Andrew Dilnot, the economist whose report into social care earlier this year recommended a series of reforms to protect pensioners from having to sell their homes to pay for care in later life, said such a delay would be “unacceptable” if true.
His recommendations were that individuals should take out private insurance to cover the first £35,000 of any nursing or care home costs they might incur in old age, costs should be capped and care bills over the £35,000 limit should be paid by the state.
However, it is proving difficult for the Treasury to source the extra £1.7bn a year the scheme would require, reports suggest, and the reform of social care funding may not even feature in the white paper due in the spring, according to the Daily Mail newspaper.
Health Secretary Andrew Lansley said the Government was “looking at a whole range of options”, including the possibility of a higher tax on the elderly to fund their care, and acknowledged that it could take “10 to 20 years” before some of the key parts of the reforms will come into effect.

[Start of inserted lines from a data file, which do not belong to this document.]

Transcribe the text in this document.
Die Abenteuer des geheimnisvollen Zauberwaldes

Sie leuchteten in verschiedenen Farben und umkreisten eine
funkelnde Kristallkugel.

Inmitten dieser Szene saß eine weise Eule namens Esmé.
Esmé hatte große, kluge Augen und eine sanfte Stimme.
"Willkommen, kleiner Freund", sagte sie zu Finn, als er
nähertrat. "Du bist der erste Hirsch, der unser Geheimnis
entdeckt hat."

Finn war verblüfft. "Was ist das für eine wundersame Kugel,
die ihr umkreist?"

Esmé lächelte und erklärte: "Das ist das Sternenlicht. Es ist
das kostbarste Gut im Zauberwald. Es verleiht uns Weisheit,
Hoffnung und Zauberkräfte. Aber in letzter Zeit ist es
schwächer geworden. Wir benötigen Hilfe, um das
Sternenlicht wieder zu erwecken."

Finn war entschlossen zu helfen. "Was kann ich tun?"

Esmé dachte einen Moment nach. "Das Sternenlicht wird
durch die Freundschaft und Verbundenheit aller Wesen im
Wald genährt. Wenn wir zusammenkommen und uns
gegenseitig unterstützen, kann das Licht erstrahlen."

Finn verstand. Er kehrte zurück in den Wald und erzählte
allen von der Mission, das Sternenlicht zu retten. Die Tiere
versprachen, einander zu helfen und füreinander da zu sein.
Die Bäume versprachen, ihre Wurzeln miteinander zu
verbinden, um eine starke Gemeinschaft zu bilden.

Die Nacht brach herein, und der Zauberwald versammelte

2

He continued: “Do we think all of this is achievable with the current level of resources? Clearly not. The point of Dilnot was that additional resources need to be brought into play but there are a range of ways in which he suggested that might happen.”
Andy Burnham, Labour’s health spokesman, told the Daily Mail: “ England’s care crisis is urgent and this is not good enough from the Health Secretary. He might be prepared to wait 15 years, but the thousands who stand to lose their homes haven’t got that long.”